People tell you to make an effort but personally I'm too exhausted most of the time to actually bother. I love my DC more than anything but the mental toll of having no life of your own really does take a lot out of you.

MaxwellCat · 21/07/2023 20:36

Yep I'm still here not finding it freeing. I want to take my daughter to see the barbie movie but I can't because I have no one to watch the other kids (they don't want to come and one is too young) so we can't go 🤷‍♀️ (unless I spend £80 on baby sitters which i wont be doing) so trapped again.

OP posts:
EmeraldFox · 22/07/2023 09:46

Could she see the film with a couple of friends instead? I know it's not the same if you wanted to do it together though.

liveforsummer · 22/07/2023 09:54

You're free to have fun times with your dc without a shit or abusive man weighing you down. Assume he came under one of the brackets. My dc go to their dads now EOW but they didn't for a very long time. I really miss the freedom to make plans and do as we wanted. Try to arrange things with them that you find fun. Meet with friends, light up a bbq, pack a picnic and go on an adventure. You might even meet someone out and about for all you know. Didn't just sit in the house listening to others having fun. Make your own!

MaxwellCat · 22/07/2023 13:17

EmeraldFox · 22/07/2023 09:46

Could she see the film with a couple of friends instead? I know it's not the same if you wanted to do it together though.
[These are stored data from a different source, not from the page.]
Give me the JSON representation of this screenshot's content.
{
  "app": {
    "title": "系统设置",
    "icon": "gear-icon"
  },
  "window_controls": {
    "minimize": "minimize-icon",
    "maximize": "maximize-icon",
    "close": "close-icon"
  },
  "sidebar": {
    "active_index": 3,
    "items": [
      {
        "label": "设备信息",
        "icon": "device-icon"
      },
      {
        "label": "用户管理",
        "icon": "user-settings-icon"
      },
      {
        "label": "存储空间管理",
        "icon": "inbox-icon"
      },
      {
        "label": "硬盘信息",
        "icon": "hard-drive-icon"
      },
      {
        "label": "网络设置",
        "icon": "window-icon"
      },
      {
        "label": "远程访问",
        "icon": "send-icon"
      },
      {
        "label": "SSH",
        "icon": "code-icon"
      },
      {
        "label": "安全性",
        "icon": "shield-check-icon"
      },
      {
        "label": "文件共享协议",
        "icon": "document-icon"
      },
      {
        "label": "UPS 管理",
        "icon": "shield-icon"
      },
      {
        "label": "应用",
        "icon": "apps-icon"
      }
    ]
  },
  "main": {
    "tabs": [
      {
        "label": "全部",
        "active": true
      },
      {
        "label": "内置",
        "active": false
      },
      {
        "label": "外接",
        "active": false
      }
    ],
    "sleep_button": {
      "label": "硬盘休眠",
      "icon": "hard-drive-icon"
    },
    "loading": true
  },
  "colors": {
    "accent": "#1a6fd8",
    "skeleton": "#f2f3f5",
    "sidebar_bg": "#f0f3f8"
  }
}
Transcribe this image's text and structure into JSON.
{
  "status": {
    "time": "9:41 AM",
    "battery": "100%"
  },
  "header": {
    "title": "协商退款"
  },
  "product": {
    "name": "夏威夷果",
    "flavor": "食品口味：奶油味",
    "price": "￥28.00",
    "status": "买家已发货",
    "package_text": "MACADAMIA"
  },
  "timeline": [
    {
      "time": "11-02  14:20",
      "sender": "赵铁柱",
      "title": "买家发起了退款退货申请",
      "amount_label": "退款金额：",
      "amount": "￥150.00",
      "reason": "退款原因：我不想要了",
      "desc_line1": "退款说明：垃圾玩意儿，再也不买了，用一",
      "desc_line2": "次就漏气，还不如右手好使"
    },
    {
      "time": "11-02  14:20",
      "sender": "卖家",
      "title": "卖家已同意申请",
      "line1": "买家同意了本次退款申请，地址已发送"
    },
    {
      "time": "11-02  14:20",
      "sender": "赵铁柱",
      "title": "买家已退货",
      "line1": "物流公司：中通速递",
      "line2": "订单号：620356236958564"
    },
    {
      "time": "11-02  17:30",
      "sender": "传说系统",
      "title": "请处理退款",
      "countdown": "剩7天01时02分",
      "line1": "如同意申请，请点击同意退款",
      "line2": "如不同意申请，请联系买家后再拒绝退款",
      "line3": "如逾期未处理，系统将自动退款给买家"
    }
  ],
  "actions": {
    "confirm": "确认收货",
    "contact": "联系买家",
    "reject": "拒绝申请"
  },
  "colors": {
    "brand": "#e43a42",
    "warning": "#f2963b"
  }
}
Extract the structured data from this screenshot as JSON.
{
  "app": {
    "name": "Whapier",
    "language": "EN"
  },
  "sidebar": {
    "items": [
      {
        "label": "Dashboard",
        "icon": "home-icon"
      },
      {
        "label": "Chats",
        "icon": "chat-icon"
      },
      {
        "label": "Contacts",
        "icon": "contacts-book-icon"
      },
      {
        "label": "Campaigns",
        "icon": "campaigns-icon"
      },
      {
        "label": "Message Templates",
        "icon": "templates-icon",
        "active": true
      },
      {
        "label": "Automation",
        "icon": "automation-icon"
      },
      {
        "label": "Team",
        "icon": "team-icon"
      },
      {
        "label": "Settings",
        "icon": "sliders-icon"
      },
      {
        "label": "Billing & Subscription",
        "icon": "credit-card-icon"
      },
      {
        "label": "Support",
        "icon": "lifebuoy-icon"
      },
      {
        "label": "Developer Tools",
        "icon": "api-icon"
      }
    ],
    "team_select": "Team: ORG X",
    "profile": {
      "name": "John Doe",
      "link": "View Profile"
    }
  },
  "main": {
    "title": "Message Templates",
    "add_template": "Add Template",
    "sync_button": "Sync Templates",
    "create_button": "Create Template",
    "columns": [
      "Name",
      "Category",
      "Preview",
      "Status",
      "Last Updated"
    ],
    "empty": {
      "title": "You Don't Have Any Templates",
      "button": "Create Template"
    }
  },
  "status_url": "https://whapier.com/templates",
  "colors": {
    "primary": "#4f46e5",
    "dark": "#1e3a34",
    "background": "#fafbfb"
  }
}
No she's autistic she doesn't go out without me

OP posts:
MaxwellCat · 22/07/2023 13:23

liveforsummer · 22/07/2023 09:54

You're free to have fun times with your dc without a shit or abusive man weighing you down. Assume he came under one of the brackets. My dc go to their dads now EOW but they didn't for a very long time. I really miss the freedom to make plans and do as we wanted. Try to arrange things with them that you find fun. Meet with friends, light up a bbq, pack a picnic and go on an adventure. You might even meet someone out and about for all you know. Didn't just sit in the house listening to others having fun. Make your own!

No chance of meeting a man when I'm with my kids and any man that did approach me in front of them I would find odd but having 4 men don't come anywhere near me anyway! Don't have many friends and the ones I do don't have young kids so we are mostly alone anyway I will spend the holidays alone with them.

OP posts:
rockingbird · 23/07/2023 10:33

Is there a local school leaver nearby looking for some pocket money? They should be responsible enough to sit with the other children whilst you go and see the movie. I hear what your saying.. my two boys are with me pretty much all the time. ExH has them eow but that's about it.! I'm not ready to go out and do anything socially so I'm not bothered. But.. hopefully in time I'll be able to.

MaxwellCat · 23/07/2023 12:57

I don't know any teens unfortunately. My ex doesn't have them at all its been 6 years so I'm ready to socialise now maybe in the early days I wasn't but its been 6 years since he left and I've spent every single night at home with them.

OP posts:
rockingbird · 23/07/2023 16:07

No local school mums with older kids? The ones just left school in between college / work.. perfect age. I get that getting out is probably tricky but massively important for you to get a break!